A crise não é só do capitalismo, nem só do trabalho, nem só de gestão, nem só do
caráter, nem só ambiental. Todas essas crises, cada um a seu modo, busca a mesma
saída, correndo em busca da insubstituível substância contra o mimetismo contínuo, o
azougue, aquilo que forma o sujeito. O mundo do capitalismo não reconhece a
pessoa, mas apenas o eu produzido pelo consumo; não dá espaço à sua
individualidade, mas apenas reconhece sua adesão à cultura geral. Por outro lado,
surpreendentemente, não reconhece o direito de acesso ao universal, a tudo o que
podemos ter e ser.
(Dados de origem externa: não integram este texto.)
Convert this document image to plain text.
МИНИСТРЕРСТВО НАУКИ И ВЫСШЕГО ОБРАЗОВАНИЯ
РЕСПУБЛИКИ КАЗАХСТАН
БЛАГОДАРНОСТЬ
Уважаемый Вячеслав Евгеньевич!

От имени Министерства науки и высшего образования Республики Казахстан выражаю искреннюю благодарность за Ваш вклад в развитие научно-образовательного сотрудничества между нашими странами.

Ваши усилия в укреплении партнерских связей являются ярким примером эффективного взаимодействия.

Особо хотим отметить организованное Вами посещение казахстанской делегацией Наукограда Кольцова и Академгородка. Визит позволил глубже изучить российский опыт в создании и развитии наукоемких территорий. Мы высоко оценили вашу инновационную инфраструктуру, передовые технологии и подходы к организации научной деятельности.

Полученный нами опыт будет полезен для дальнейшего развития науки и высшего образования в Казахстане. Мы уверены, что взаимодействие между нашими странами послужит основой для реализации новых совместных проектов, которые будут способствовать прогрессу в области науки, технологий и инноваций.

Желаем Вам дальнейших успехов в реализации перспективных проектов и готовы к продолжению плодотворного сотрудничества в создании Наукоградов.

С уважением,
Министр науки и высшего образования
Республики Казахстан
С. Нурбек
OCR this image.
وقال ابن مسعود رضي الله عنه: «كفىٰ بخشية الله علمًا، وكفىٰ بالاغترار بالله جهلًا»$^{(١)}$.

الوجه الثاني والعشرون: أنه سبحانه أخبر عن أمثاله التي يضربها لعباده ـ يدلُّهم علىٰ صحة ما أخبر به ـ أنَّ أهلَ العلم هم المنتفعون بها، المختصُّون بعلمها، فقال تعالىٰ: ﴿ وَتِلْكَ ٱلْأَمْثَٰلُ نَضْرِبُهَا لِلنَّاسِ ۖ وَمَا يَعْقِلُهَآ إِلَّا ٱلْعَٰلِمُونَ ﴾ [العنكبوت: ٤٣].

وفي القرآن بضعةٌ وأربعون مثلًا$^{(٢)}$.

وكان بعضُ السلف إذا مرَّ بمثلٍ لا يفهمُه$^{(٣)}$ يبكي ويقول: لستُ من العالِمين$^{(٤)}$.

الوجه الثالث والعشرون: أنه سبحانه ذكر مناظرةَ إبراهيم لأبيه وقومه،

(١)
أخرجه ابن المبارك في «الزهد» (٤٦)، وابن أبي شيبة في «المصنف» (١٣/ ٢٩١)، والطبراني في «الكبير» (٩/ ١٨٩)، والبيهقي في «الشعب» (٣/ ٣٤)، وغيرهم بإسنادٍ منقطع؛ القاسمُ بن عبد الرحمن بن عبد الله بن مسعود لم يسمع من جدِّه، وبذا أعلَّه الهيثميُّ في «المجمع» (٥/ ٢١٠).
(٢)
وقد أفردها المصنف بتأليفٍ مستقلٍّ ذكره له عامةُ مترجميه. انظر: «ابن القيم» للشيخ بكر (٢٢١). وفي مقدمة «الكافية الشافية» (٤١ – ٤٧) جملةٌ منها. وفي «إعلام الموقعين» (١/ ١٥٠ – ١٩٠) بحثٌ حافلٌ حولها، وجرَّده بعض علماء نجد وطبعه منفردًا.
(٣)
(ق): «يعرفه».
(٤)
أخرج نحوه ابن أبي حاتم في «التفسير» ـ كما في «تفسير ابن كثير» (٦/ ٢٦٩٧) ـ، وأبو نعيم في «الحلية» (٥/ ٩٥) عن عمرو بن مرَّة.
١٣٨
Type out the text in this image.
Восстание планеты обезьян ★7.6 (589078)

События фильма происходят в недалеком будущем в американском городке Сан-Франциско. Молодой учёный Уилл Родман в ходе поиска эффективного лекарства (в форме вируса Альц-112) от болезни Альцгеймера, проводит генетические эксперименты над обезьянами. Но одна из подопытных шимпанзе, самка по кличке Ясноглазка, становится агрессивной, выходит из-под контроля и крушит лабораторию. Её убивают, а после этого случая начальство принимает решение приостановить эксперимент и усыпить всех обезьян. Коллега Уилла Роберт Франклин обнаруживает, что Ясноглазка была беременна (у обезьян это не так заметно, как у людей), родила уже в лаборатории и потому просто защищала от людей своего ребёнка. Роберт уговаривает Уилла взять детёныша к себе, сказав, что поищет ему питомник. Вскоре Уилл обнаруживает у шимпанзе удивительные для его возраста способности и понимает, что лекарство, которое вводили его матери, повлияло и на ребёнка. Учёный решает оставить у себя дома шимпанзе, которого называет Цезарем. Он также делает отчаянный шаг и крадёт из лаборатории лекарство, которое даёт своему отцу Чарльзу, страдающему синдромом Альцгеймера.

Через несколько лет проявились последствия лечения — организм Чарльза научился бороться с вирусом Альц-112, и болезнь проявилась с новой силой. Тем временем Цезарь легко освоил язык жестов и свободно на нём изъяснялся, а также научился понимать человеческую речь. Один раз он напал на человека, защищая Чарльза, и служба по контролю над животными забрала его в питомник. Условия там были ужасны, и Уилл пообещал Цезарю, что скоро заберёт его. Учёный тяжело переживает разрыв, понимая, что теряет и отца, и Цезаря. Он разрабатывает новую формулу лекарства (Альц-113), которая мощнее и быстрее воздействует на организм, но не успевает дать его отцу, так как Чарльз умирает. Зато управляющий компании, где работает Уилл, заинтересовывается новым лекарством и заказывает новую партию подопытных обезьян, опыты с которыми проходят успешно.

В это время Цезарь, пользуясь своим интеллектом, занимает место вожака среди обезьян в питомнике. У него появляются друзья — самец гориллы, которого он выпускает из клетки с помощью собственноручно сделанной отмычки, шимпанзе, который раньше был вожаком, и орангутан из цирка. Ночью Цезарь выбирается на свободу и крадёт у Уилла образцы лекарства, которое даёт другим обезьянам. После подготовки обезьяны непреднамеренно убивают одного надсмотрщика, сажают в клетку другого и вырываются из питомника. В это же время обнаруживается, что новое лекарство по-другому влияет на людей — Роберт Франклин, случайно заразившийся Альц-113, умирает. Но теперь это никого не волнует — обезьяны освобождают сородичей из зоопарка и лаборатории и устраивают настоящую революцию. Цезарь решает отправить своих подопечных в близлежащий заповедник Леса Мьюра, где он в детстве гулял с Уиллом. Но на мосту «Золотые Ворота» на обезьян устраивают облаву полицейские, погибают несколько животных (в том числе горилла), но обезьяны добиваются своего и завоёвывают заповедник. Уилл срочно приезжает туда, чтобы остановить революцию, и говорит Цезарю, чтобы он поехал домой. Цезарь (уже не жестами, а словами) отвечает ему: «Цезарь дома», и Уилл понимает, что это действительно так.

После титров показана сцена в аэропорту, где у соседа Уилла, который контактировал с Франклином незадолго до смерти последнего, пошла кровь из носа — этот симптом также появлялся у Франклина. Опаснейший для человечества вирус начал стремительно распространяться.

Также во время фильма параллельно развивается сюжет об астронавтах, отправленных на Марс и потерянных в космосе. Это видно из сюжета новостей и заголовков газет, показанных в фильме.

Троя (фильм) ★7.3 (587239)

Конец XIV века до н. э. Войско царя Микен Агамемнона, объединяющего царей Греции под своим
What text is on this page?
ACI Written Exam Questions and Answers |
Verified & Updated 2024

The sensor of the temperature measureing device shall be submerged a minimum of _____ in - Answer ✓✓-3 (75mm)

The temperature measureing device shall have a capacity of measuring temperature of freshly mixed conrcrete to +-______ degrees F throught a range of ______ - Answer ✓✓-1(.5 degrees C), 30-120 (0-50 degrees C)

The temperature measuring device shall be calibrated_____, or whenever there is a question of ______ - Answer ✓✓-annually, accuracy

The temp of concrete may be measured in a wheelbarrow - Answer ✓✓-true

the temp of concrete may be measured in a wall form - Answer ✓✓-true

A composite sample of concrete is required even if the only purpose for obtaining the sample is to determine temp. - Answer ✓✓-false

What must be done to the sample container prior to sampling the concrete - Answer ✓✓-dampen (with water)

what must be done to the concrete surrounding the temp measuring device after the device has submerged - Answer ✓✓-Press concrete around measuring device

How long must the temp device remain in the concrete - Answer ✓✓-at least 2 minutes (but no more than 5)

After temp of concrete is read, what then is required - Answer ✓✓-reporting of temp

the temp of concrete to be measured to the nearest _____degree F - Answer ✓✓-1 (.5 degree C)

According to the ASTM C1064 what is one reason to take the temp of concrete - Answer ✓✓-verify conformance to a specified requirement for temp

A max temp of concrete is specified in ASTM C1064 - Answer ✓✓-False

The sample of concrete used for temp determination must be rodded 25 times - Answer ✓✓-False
De um lado, o interdito à pessoalidade; do outro, o limite à
participação universal. Para escapar desse dilema, desse duplo interdito, e da falácia
que pode constituir a luta contra ambos, o indivíduo precisa individualizar-se, realizar-
se enquanto sujeito. Nesse processo, forjará a responsabilização pelo mundo e a
confiança nas outras pessoas. Só assim é possível viver realmente juntos.
Referências
TOURAINE, Alain. Poderemos viver juntos? Iguais e diferentes. Petrópolis: Vozes, 1999.